Italo-Schlager als Trostspender

Frankfurt - Der Mensch lebt nicht für sich allein. Er ist angewiesen auf den Austausch mit anderen. Emotional, geistig und in den praktischen Dingen des Alltags. Er sucht Erfüllung in der Partnerschaft. Von Stefan Michalzik

Ein Netz von Abhängigkeiten, die der Macht des Willens Grenzen setzen. Althergebracht ist dafür die Metapher des Spiels, in dem der Einzelne nichts anders als seine Figur ist.

Das mit seinem Tanztheater Club Guy & Roni im niederländischen Groningen ansässige israelisch-arabische Choreografen-Duo Guy Weizman und Roni Haver schickt in seinem Stück „Pinball and Grace“, das im Frankfurter Mousonturm gezeigt wurde, ein aus acht Tänzern und sechs Perkussionisten bestehendes Ensemble auf die Spielfläche eines Flippers.

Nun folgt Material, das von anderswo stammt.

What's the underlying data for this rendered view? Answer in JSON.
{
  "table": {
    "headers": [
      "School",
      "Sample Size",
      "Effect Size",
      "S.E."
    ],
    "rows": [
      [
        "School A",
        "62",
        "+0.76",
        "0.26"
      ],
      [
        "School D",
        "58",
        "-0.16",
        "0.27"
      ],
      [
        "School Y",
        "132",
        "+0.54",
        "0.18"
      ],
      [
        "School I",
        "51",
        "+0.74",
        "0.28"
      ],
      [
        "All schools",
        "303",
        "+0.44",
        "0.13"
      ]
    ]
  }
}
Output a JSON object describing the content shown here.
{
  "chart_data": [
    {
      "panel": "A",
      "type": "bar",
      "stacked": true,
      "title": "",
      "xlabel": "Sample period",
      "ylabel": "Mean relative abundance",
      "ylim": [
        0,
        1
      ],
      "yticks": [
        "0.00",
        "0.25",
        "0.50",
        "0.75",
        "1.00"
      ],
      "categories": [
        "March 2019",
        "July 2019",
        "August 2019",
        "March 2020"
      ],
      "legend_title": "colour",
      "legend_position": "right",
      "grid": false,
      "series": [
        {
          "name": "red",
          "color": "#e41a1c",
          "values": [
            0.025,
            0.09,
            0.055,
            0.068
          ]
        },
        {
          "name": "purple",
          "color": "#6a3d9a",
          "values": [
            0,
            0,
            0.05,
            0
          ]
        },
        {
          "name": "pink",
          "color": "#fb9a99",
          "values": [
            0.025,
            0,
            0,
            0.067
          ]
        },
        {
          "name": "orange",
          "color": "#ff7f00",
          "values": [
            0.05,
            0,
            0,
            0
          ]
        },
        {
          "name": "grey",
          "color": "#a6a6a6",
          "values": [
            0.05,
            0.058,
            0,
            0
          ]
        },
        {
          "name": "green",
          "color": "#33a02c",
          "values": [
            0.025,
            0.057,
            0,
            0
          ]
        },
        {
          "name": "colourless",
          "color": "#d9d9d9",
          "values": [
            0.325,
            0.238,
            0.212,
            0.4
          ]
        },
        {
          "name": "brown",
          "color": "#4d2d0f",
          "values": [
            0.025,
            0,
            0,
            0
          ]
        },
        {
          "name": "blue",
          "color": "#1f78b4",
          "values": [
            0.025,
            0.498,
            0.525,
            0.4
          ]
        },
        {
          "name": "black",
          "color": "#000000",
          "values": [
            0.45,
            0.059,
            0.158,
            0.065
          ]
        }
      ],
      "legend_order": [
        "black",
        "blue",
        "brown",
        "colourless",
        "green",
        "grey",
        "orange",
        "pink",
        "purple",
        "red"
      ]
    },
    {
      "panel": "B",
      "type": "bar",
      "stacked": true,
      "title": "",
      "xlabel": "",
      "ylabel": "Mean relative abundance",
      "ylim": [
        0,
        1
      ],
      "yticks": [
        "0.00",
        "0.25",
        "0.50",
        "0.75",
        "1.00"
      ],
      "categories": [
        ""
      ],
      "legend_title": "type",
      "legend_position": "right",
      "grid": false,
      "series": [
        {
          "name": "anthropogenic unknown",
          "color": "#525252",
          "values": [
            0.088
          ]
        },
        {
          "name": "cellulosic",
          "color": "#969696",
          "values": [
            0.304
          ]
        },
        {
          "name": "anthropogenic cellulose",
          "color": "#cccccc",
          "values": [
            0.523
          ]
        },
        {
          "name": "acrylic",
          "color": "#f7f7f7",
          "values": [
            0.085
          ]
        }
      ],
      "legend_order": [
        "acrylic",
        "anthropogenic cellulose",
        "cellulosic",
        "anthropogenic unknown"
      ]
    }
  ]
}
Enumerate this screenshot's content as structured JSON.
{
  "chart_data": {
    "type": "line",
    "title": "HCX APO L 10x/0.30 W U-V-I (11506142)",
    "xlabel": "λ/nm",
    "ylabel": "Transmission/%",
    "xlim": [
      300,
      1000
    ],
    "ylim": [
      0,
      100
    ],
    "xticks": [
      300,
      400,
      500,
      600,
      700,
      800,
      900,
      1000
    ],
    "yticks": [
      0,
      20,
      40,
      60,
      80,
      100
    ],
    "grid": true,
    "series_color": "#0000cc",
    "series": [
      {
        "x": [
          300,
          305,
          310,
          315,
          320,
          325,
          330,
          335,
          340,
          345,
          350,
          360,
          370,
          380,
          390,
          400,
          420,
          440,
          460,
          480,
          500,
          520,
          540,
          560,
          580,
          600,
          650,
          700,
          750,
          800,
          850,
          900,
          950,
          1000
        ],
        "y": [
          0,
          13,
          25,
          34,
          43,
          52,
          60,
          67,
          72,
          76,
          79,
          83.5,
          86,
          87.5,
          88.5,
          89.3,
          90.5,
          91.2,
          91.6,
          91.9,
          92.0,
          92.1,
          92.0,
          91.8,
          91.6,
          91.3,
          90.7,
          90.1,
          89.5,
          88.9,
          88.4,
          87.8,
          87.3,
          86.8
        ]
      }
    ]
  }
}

Der Versuchung eines angesichts dieses Sujets naheliegenden Dekor-Naturalismus erliegt es klugerweise nicht. Die Tänzer und Musiker freilich, die sich im andeutungshaft kahlen, von Ascon de Nijs aus wenig mehr als einem Stahlrohrgerüst, Lichterketten und Bierkästen geschaffenen Ambiente bewegen, verströmen mit Paillettenbesatz und weißen Anzügen den Glanz eines Off-Musicals. Einer Feier des Trash enthält man sich indes.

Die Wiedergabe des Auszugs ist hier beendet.